Brooklyn-based Thinkful Acquires West Coast Competitor Bloc
By Cait Etherington
April 15, 2018
Late last summer, the rapidly expanding coding academy industry finally hit its first roadblocks. After years of rapid and even unprecedented growth (according to Course Report, the industry grew 10.5 times between 2012 and 2017), in mid-2017, several established schools closed their doors while others underwent efforts to restructure. Last week’s announcement that Brooklyn-based Thinkful has purchased San Francisco-based Bloc appears to be yet another chapter in the industry’s ongoing restructuring story.
Bloc and Thinkful
Bloc was one of the first coding academies and for many years, it was the only 100% online school on the market. Founded in 2011, Bloc grew steadily and held its ground in the rapidly expanding coding school market largely due to the fact that it has long sought to bring high-quality tech education to students who can’t afford to study full-time at an on-site school.
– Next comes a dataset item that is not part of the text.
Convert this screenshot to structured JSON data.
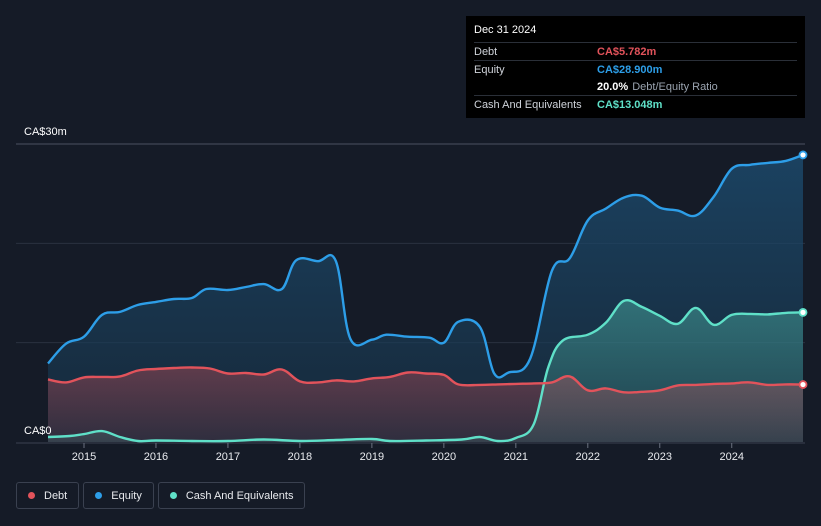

Notably, Bloc was also known for training a high percentage of women in tech and in fall 2017, only months before it was acquired by Thinkful, Bloc rolled out a new scholarship to make its programs more accessible to women hoping to retrain for careers in the tech sector.
Like Bloc, Thinkful has always been a school known for its flexible delivery model and one-on-one mentorship, but compared to Bloc, Thinkful is a somewhat newer player in the coding academy market. Thinkful was founded by Darrel Silver and Dan Friedman in 2012.
Details of the Acquisition
Thinkful’s acquisition of Bloc was announced on April 9. In a news release, Thinkful emphasized that the deal will enable both companies to accelerate the development of new programs with the aim of delivering top talent to employers everywhere. Thinkful’s CEO Darrell Silver emphasizes, “It’s very hard to build flexible, technical career education that works. Bloc’s done it, as has Thinkful. The best minds in flexible career education now work here, and we’re thrilled to get to work for students.” Bloc’s CEO, Clint Schmidt agrees: “The combined team and programs are a perfect fit with Bloc, and the combined company will be exceptionally well-positioned to support students who are eager to change or accelerate their careers.”
The news release issued last week paints the move as a friendly acquisition. Indeed, the deal is described as a way to enable “both companies to accelerate development of new programs, provide the industry’s best flexible, technical career acceleration and deliver top talent to employers everywhere.” On the Thinkful website, the company’s CEOs are even more explicit about their immediate plans: “In the coming months, we’ll accelerate new program development under both brands, create more high-growth careers for students with unique employer partnerships, and reach aspirational adults everywhere with hybrid education. We’ll also continue growing every existing program.”
Despite such reassurances, it is still unclear what is next for Bloc. A LinkedIn search reveals that several key players at Bloc have recently taken new positions or announced that they are searching for new positions. This seems to suggest that with the acquisition, Bloc will eventually become a west coast arm of Thinkful and operate fully under the Thinkful brand and leadership team.
What This Means for the Coding Academy Industry
Given that Thinkful’s acquisition of Bloc is, in fact, the third acquisition the school has made in recent months (in November, Thinkful announced its acquisition of The Viking School and Odin Project), it seems safe to conclude that Thinkful is working hard to position itself as an even bigger player in the coding school market and particularly the online coding school market. Here, it is important to bear in mind that like Bloc, both The Viking School and Odin Project focused on providing tech training online rather than in on-premise programs. Whether the school can grow enough to surpass its major competitors, including General Assembly and the Flatiron School (recently acquired by WeWork), is yet to be seen.